Für Girllover ist der Film mitunter aus zwei Gründen interessant: Zum ersten, weil die 9-jährige Jodelle Ferland in der Hauptrolle der Jeliza-Rose zu beeindrucken weiß, zum Zweiten, weil eine pädophil anmutende Beziehung zwischen einem Erwachsenen und einem Kind thematisiert wird. Die vielen Zitate aus "Alice im Wunderland", die einen Bezug zu Lewis Carroll herstellen sollen - Jeliza-Rose liest immer wieder Passagen aus dem Buch -, sind noch das Tüpfchen auf dem I.

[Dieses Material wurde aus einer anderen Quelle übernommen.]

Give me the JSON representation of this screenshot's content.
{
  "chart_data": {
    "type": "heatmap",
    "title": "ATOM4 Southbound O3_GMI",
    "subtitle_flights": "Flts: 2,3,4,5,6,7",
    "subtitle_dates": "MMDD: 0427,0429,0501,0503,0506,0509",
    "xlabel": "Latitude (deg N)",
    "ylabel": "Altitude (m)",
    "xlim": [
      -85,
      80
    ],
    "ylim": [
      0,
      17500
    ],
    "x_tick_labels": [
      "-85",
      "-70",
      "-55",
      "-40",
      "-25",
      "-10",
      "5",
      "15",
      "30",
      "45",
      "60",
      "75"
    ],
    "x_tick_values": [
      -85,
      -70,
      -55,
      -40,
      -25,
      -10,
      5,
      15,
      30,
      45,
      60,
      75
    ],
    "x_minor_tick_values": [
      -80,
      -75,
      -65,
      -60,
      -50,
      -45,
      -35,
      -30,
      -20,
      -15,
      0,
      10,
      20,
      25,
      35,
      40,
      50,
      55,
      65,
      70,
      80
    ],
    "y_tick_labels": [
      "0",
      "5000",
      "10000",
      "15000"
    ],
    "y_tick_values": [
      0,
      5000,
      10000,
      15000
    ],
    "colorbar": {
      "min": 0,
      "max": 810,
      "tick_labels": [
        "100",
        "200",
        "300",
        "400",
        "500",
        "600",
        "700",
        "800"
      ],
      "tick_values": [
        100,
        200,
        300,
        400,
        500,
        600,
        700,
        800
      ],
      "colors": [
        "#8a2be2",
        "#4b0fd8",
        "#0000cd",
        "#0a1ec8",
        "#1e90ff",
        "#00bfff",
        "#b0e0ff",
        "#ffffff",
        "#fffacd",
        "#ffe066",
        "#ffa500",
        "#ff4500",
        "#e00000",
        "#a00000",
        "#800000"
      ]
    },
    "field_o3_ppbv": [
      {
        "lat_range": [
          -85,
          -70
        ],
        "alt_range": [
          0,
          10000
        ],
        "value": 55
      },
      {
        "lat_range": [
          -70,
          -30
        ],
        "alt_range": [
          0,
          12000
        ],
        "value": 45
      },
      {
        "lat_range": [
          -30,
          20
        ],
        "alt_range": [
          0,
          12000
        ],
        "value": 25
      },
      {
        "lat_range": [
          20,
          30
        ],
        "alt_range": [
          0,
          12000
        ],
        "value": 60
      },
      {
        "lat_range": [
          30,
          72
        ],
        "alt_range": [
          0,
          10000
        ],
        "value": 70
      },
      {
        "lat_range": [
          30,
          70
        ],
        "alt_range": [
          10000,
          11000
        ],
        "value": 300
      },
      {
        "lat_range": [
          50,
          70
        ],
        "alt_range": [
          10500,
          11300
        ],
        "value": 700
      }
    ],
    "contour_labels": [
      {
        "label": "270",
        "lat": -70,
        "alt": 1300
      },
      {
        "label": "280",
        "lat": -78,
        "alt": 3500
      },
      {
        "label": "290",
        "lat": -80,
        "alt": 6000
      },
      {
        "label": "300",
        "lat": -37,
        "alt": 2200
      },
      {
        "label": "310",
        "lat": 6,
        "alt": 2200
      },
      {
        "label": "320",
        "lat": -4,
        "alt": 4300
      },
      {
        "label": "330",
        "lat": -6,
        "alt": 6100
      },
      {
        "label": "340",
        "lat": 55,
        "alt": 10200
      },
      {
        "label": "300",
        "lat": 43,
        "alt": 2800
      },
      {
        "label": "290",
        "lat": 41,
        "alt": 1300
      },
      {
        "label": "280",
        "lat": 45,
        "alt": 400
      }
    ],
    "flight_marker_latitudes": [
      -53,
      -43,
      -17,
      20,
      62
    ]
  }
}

Mir selbst hat der Film nicht gefallen. Mein Eindruck war, dass Gilliam die Darstellung von Grauenhaftigkeiten als Selbstzweck offenbar leider wichtiger war, als eine dramaturgisch interessante Geschichte, die die Laufzeit von über 1,5 Stunden rechtfertigt. Und der durch die immer wiederkehrenden Alice-Zitate postulierte Bezug zu Lewis Carroll ist insgesamt - wenn überhaupt - lediglich auf einer sehr oberflächlichen Ebene vorhanden. (Was letzteres betrifft, ist Gilliams Werk freilich beileibe kein Einzelfall.)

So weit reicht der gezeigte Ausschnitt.